Another joint venture with an automaker is in the works, with plans for an electric vehicle battery plant in Ohio.
South Korea’s energy manufacturers, citing industrial policy passed in Washington last year, are putting a lot of money into facilities in the United States.
First consider this week’s announcement that LG Energy Solution, a battery manufacturer, just detailed its plans with Honda to build a lithium-ion battery factory in Ohio, the output of which will go into the electric vehicles (EVs) the automaker will sell in the North American market. A major component of the Inflation Reduction Act requires that many key inputs in EVs, like their batteries, must be made in America. The two companies have been planning this for a while, but this week’s announcement makes it official: The plant will be in Jeffersonville, about 50 miles from Honda’s existing automotive plant outside Marysville. It doesn’t yet have an EV factory in the states. But the key word there is “yet.” The joint venture, the companies predict, will create about 2,000 jobs.

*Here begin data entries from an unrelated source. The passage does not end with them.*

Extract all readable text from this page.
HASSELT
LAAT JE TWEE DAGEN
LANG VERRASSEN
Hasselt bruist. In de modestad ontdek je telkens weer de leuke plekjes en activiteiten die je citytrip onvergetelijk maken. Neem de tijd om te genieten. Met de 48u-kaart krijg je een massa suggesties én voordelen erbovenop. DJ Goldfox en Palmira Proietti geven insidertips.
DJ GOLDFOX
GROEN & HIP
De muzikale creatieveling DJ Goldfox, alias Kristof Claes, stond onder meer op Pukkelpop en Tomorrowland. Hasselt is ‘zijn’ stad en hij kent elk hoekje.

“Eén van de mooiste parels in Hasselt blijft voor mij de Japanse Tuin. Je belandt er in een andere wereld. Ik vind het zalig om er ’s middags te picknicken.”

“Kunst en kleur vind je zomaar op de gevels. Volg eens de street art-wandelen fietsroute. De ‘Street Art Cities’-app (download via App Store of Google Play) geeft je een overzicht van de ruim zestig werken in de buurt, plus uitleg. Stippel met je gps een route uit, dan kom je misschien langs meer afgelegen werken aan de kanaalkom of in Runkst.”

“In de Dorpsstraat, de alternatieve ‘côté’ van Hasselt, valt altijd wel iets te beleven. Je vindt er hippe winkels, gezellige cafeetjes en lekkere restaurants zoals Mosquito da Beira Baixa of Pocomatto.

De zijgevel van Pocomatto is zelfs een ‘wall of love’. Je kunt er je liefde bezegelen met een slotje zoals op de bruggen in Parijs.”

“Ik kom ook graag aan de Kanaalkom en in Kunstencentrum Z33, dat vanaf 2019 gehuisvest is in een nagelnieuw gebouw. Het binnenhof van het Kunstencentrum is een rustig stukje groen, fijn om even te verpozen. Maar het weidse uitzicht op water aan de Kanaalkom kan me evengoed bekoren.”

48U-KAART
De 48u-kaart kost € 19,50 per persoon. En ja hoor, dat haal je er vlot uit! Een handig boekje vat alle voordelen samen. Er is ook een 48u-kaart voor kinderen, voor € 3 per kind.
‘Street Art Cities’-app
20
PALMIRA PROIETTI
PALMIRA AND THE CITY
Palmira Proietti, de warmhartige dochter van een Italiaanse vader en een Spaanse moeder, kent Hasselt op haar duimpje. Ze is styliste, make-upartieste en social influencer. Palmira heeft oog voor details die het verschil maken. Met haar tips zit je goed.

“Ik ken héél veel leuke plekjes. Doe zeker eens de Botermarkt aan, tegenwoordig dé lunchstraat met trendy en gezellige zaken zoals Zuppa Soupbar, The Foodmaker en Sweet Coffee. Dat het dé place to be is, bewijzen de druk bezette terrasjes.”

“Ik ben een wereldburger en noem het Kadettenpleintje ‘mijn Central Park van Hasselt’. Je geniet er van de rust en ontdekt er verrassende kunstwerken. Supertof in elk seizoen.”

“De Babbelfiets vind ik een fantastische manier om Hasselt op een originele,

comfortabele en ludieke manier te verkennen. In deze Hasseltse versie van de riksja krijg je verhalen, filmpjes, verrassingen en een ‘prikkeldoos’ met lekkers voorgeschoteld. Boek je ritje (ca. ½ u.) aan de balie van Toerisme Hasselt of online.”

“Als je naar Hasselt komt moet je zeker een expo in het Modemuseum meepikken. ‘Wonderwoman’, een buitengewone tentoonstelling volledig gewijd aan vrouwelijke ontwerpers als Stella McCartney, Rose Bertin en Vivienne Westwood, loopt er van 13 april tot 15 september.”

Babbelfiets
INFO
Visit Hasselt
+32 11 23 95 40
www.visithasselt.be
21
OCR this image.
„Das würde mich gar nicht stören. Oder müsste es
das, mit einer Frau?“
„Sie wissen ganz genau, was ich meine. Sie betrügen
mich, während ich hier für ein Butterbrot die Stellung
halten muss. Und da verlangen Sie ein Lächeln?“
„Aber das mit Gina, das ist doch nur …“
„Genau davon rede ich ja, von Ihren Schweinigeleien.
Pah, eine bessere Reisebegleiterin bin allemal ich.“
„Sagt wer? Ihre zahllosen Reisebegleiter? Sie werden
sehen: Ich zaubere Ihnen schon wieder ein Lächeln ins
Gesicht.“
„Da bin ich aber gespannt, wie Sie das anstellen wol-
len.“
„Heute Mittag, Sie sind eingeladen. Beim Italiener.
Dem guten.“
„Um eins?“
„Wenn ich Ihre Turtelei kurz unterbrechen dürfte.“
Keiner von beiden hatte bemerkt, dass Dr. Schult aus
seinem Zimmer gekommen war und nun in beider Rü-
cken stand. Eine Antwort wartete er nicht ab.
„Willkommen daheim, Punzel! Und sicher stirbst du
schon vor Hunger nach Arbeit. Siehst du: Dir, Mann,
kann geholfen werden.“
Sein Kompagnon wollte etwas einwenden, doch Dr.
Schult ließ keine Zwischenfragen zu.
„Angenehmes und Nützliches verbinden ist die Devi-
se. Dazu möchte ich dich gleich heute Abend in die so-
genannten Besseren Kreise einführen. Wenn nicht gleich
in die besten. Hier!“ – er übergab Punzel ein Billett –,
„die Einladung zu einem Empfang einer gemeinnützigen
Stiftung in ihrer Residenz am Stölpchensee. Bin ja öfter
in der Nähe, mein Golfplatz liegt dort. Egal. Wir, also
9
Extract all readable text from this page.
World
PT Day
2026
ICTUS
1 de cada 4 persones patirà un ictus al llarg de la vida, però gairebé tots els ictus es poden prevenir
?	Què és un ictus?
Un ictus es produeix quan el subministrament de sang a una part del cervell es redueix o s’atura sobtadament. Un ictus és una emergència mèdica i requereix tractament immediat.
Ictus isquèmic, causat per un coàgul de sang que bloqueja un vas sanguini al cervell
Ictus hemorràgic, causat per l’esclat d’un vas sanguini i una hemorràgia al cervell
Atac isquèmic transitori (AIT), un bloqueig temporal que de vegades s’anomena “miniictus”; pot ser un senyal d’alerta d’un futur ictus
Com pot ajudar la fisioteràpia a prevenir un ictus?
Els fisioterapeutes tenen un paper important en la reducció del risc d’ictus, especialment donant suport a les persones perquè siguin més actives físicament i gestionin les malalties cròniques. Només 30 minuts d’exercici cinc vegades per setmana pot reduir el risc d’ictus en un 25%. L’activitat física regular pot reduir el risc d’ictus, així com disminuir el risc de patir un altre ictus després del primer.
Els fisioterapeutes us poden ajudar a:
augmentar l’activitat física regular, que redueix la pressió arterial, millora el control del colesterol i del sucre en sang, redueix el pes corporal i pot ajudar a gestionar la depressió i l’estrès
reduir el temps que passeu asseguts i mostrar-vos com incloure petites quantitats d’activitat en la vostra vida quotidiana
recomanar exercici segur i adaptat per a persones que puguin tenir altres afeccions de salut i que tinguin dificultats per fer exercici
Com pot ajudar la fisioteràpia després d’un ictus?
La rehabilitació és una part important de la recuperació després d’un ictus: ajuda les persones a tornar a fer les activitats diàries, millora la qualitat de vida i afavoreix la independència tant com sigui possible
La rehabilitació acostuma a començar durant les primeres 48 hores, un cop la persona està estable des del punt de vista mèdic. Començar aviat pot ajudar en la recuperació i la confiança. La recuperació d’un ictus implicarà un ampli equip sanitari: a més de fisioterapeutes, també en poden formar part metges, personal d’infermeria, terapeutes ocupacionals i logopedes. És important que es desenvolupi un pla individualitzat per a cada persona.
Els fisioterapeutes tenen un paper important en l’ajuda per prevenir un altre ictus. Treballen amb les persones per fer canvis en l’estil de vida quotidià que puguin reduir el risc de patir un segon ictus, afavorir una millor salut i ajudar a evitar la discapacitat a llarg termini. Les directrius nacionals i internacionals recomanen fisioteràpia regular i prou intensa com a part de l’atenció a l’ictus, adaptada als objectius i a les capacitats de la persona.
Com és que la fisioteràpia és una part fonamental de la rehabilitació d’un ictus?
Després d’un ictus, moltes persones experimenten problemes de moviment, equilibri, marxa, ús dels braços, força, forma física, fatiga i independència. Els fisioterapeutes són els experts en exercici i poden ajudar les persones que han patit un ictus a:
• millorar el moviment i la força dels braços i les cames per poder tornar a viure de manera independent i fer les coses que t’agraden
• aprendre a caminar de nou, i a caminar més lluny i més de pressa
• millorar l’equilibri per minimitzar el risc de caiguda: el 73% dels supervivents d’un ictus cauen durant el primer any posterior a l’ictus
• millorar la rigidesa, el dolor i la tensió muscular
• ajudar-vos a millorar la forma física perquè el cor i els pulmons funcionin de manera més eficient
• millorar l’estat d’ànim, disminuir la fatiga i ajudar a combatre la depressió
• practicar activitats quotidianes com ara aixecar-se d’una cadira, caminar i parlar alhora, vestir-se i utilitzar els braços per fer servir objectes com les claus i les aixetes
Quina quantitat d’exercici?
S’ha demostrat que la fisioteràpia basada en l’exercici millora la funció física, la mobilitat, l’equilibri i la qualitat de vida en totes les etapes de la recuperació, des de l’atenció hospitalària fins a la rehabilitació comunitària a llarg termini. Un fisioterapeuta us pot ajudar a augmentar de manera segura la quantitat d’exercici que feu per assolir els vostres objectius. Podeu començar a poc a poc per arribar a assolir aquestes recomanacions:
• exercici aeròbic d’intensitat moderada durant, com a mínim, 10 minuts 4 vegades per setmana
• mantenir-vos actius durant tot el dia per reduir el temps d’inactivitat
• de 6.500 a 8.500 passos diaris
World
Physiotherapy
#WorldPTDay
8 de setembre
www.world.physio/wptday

This follows on news that LG and GM have secured a hefty federal loan to open a series of battery plants in Ohio, Tennessee and Michigan, with a fourth considered in Indiana. The batteries produced at these plants will show up in your future Chevy. This venture is reportedly expected to create 6,000 construction jobs and then another 5,100 production jobs, once the plants are completed.
And it’s concurrent with news that LG has signed a deal with another South Korean company, Hanwha, to build out more production and energy storage systems in the U.S., in response to the burgeoning clean energy market here that is being spurred by the IRA and the money it makes available. Hanwha is the parent company of QCells, the solar panel manufacturer with a presence in Georgia that just announced a major expansion there. That one’s gonna create 2,500 jobs.
According to a market analyst quoted by Dutch news outlet Batteries News, South Korean companies are on the verge of greatly expanding their share of the EV battery market in the United States, of which it already controls about a quarter. LV also has a battery plant coming online up in Ontario, which is a joint venture with the company that owns the Dodge brand, Stellantis. From the article:
The construction of a total of 11 joint battery factories worth billions of dollars was announced by battery makers and automakers in the North American region over the past three years, and of those, Korean battery companies are involved with nine.
This adds up to a lot of money being spent in the States, and a lot of jobs being created, and it definitely won’t be the end of them. The spending the IRA is generating is gonna end up in a lot of different places across the country.